Everything worked great…until we started getting several hundred hits per second! The server could not keep up with the request load, and during peak usage, it was practically inaccessible. I learned an important lesson in resource management!

Now that development projects are more security-aware, our SwA team would identify any unsanitized image coming from the user as a potential for code injection, resource management errors, or even a steganography attack. Nevertheless, software sometimes has the requirement of accepting images from users. Using an up-to-date image processing library and limiting the types of input that can be received are critical for managing a system’s resources.

Recently, we’ve evaluated some image and map manipulation software that draws pictures and graphs on the supplied images. The systems were marked for not using an up-to-date version of their graphics manipulation software. Suppose that developers decide to implement GraphicsMagick (http://www.graphicsmagick.org/) as their graphics manipulation library. The software advertises a maintainable codebase (even mentioning the famous David A. Wheeler on their main page) and that their recent Coverity scans reveal 0 defects per 1000 lines of code.

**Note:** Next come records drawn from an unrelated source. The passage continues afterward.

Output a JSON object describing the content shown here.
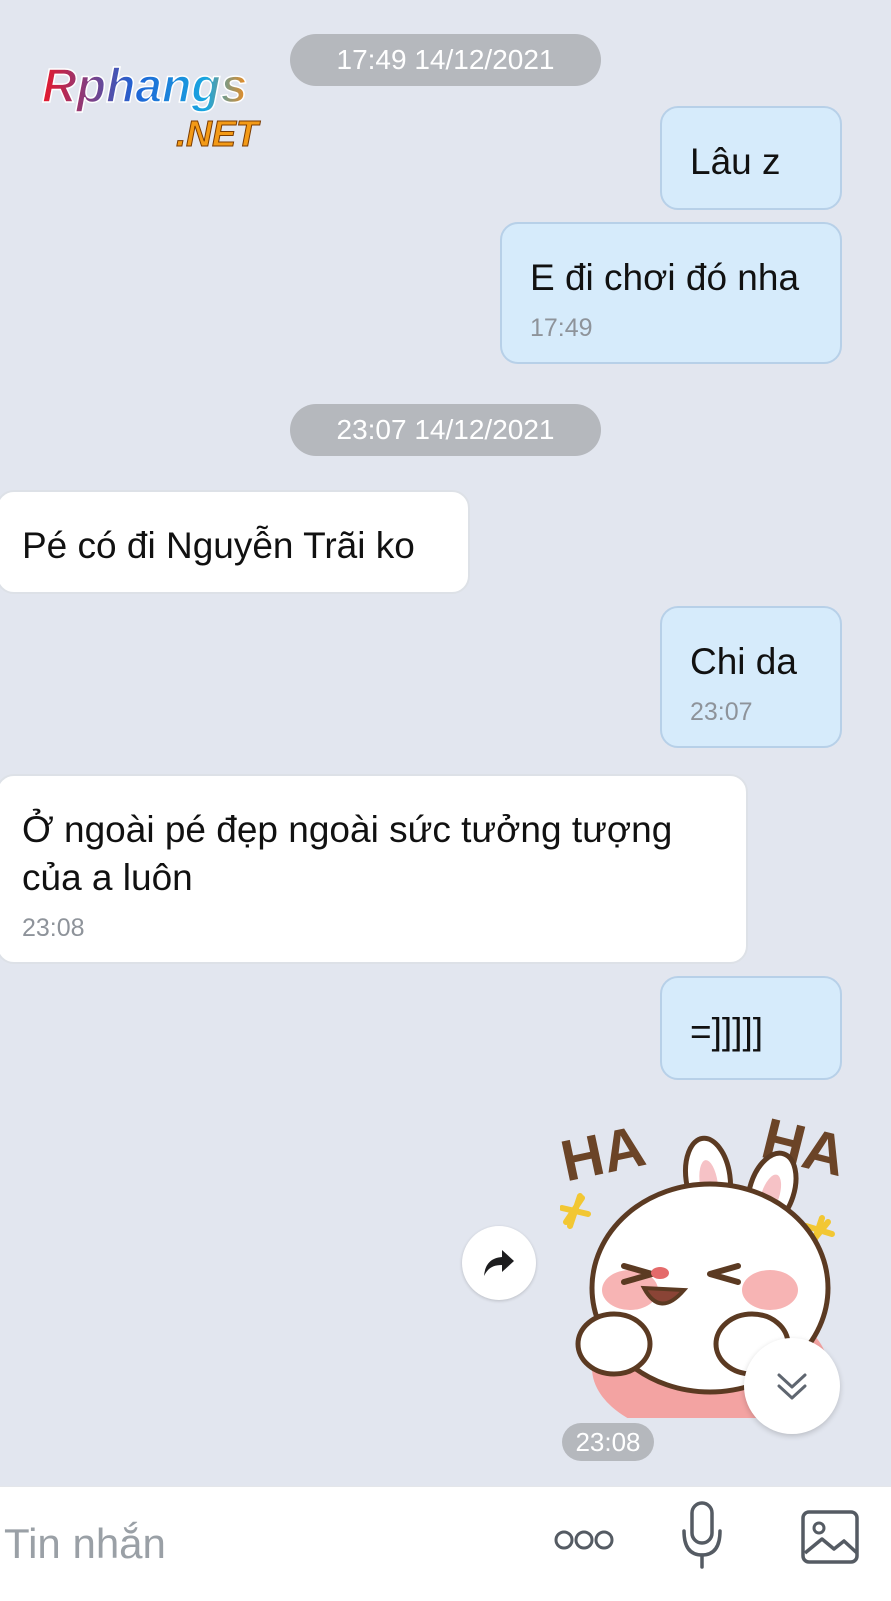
{
  "watermark": {
    "text": "Rphangs .NET"
  },
  "timestamps": {
    "first": "17:49 14/12/2021",
    "second": "23:07 14/12/2021"
  },
  "messages": [
    {
      "direction": "out",
      "text": "Lâu z",
      "time": ""
    },
    {
      "direction": "out",
      "text": "E đi chơi đó nha",
      "time": "17:49"
    },
    {
      "direction": "in",
      "text": "Pé có đi Nguyễn Trãi ko",
      "time": ""
    },
    {
      "direction": "out",
      "text": "Chi da",
      "time": "23:07"
    },
    {
      "direction": "in",
      "text": "Ở ngoài pé đẹp ngoài sức tưởng tượng của a luôn",
      "time": "23:08"
    },
    {
      "direction": "out",
      "text": "=]]]]]",
      "time": ""
    }
  ],
  "sticker": {
    "caption_left": "HA",
    "caption_right": "HA",
    "time": "23:08"
  },
  "composer": {
    "placeholder": "Tin nhắn"
  },
  "icons": {
    "more": "more-dots-icon",
    "mic": "microphone-icon",
    "image": "image-icon",
    "forward": "forward-icon",
    "scroll": "chevron-double-down-icon"
  },
  "colors": {
    "background": "#e2e6ef",
    "outgoing_bubble": "#d6ebfb",
    "incoming_bubble": "#ffffff",
    "timestamp_pill": "#b5b8bd"
  }
}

With credentials like that, it can’t be insecure! Nevertheless, CVE-2017-13777 is out detailing a resource consumption attack with XBM (bitmap) images.[2] A pernicious bitmap would have brought my old server to a halt!

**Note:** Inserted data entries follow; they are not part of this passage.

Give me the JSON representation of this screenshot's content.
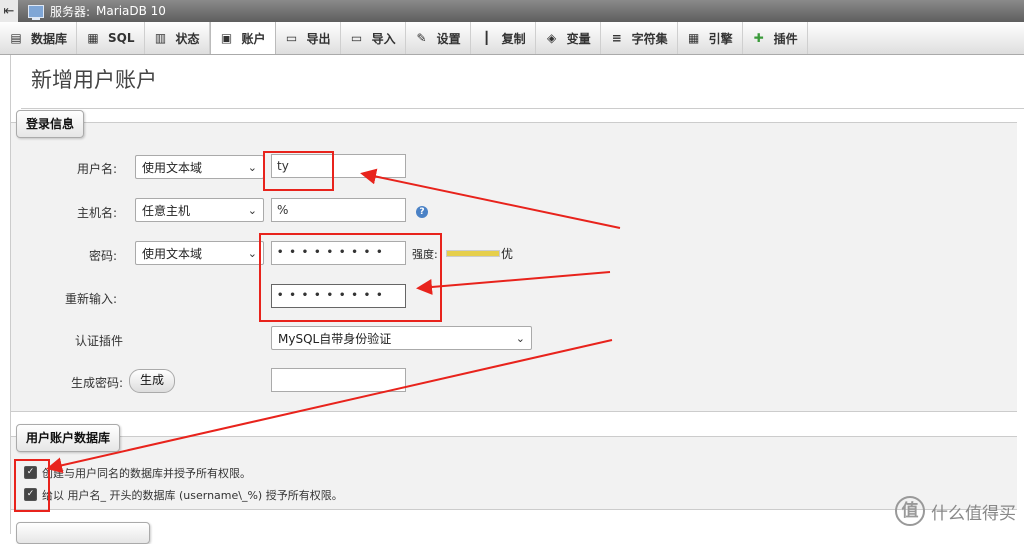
{
  "topbar": {
    "back_glyph": "⇤",
    "server_label": "服务器:",
    "server_name": "MariaDB 10"
  },
  "tabs": [
    {
      "label": "数据库",
      "icon": "database-icon",
      "glyph": "▤"
    },
    {
      "label": "SQL",
      "icon": "sql-icon",
      "glyph": "▦"
    },
    {
      "label": "状态",
      "icon": "status-icon",
      "glyph": "▥"
    },
    {
      "label": "账户",
      "icon": "accounts-icon",
      "glyph": "▣",
      "active": true
    },
    {
      "label": "导出",
      "icon": "export-icon",
      "glyph": "▭"
    },
    {
      "label": "导入",
      "icon": "import-icon",
      "glyph": "▭"
    },
    {
      "label": "设置",
      "icon": "settings-icon",
      "glyph": "✎"
    },
    {
      "label": "复制",
      "icon": "replication-icon",
      "glyph": "┃"
    },
    {
      "label": "变量",
      "icon": "variables-icon",
      "glyph": "◈"
    },
    {
      "label": "字符集",
      "icon": "charset-icon",
      "glyph": "≡"
    },
    {
      "label": "引擎",
      "icon": "engine-icon",
      "glyph": "▦"
    },
    {
      "label": "插件",
      "icon": "plugin-icon",
      "glyph": "✚"
    }
  ],
  "page": {
    "title": "新增用户账户"
  },
  "login": {
    "legend": "登录信息",
    "username": {
      "label": "用户名:",
      "mode": "使用文本域",
      "value": "ty"
    },
    "host": {
      "label": "主机名:",
      "mode": "任意主机",
      "value": "%"
    },
    "password": {
      "label": "密码:",
      "mode": "使用文本域",
      "value": "•••••••••",
      "strength_label": "强度:",
      "strength_value": "优",
      "strength_level": 1.0
    },
    "retype": {
      "label": "重新输入:",
      "value": "•••••••••"
    },
    "auth_plugin": {
      "label": "认证插件",
      "value": "MySQL自带身份验证"
    },
    "generate": {
      "label": "生成密码:",
      "button": "生成",
      "value": ""
    }
  },
  "database": {
    "legend": "用户账户数据库",
    "options": [
      {
        "label": "创建与用户同名的数据库并授予所有权限。",
        "checked": true
      },
      {
        "label": "给以 用户名_ 开头的数据库 (username\\_%) 授予所有权限。",
        "checked": true
      }
    ]
  },
  "watermark": {
    "glyph": "值",
    "text": "什么值得买"
  },
  "colors": {
    "annotation": "#e8231c",
    "strength_fill": "#e6cf4c",
    "help": "#4b82c6"
  }
}
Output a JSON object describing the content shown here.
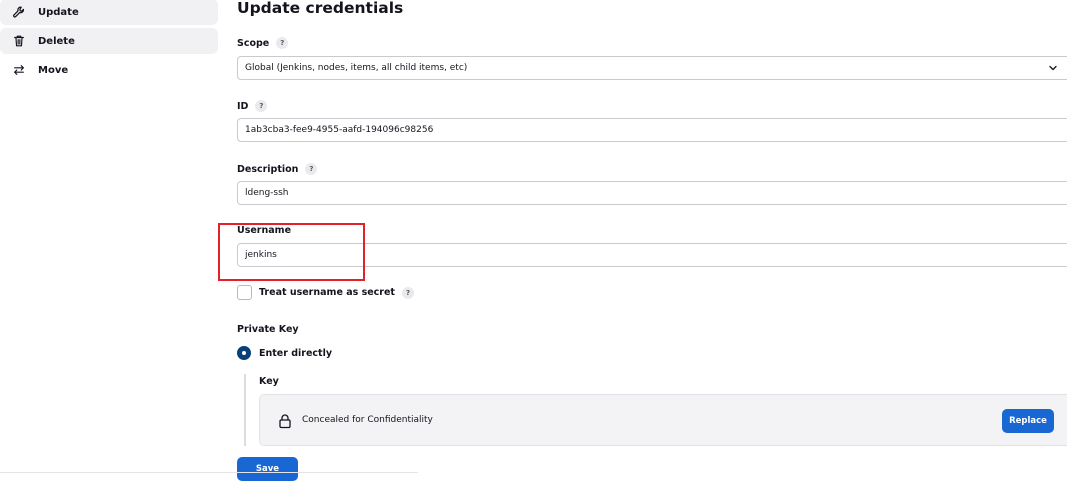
{
  "sidebar": {
    "items": [
      {
        "label": "Update",
        "icon": "wrench-icon"
      },
      {
        "label": "Delete",
        "icon": "trash-icon"
      },
      {
        "label": "Move",
        "icon": "arrows-left-right-icon"
      }
    ]
  },
  "main": {
    "title": "Update credentials",
    "help_glyph": "?",
    "scope": {
      "label": "Scope",
      "value": "Global (Jenkins, nodes, items, all child items, etc)"
    },
    "id": {
      "label": "ID",
      "value": "1ab3cba3-fee9-4955-aafd-194096c98256"
    },
    "description": {
      "label": "Description",
      "value": "ldeng-ssh"
    },
    "username": {
      "label": "Username",
      "value": "jenkins"
    },
    "treat_secret": {
      "label": "Treat username as secret",
      "checked": false
    },
    "private_key": {
      "label": "Private Key",
      "option_label": "Enter directly",
      "key_label": "Key",
      "concealed_text": "Concealed for Confidentiality",
      "replace_label": "Replace"
    },
    "save_label": "Save"
  },
  "colors": {
    "primary": "#1967d2",
    "radio": "#0b3f7a",
    "highlight": "#e3212a",
    "active_bg": "#f1f1f3"
  }
}
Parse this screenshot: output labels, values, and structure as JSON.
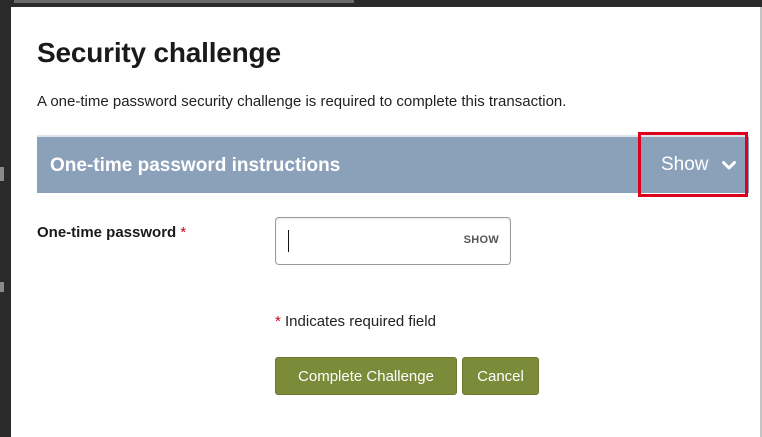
{
  "dialog": {
    "title": "Security challenge",
    "subtitle": "A one-time password security challenge is required to complete this transaction."
  },
  "instructions": {
    "title": "One-time password instructions",
    "toggle_label": "Show",
    "toggle_icon": "chevron-down-icon"
  },
  "form": {
    "otp_label": "One-time password",
    "required_marker": "*",
    "otp_value": "",
    "show_label": "SHOW",
    "required_note_marker": "*",
    "required_note_text": "Indicates required field"
  },
  "actions": {
    "complete_label": "Complete Challenge",
    "cancel_label": "Cancel"
  },
  "colors": {
    "header_bar": "#8ba1ba",
    "button": "#7b8b39",
    "highlight_box": "#e0001b",
    "required": "#d0021b"
  }
}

Even if the security scans don’t find an issue, we continue to mark references to unmaintained versions of software as a potential security concern. It indicates that a development team is not staying up-to-date with the latest dependency developments and may miss important CVEs and security-relevant software updates. CVE-2017-13777 is a prime example of what happens when precautionary software assurance techniques don’t identify an underlying issue in the code. If someone were to take the Juliet SARD test suite and run it against an analysis tool, it is very likely that the tool would not identify the flaw in more than 50% of the examples. Therefore, a competent software assurance plan does not merely take a proactive, preventative approach to software security; it must also have a reactionary, continuing plan for software maintenance.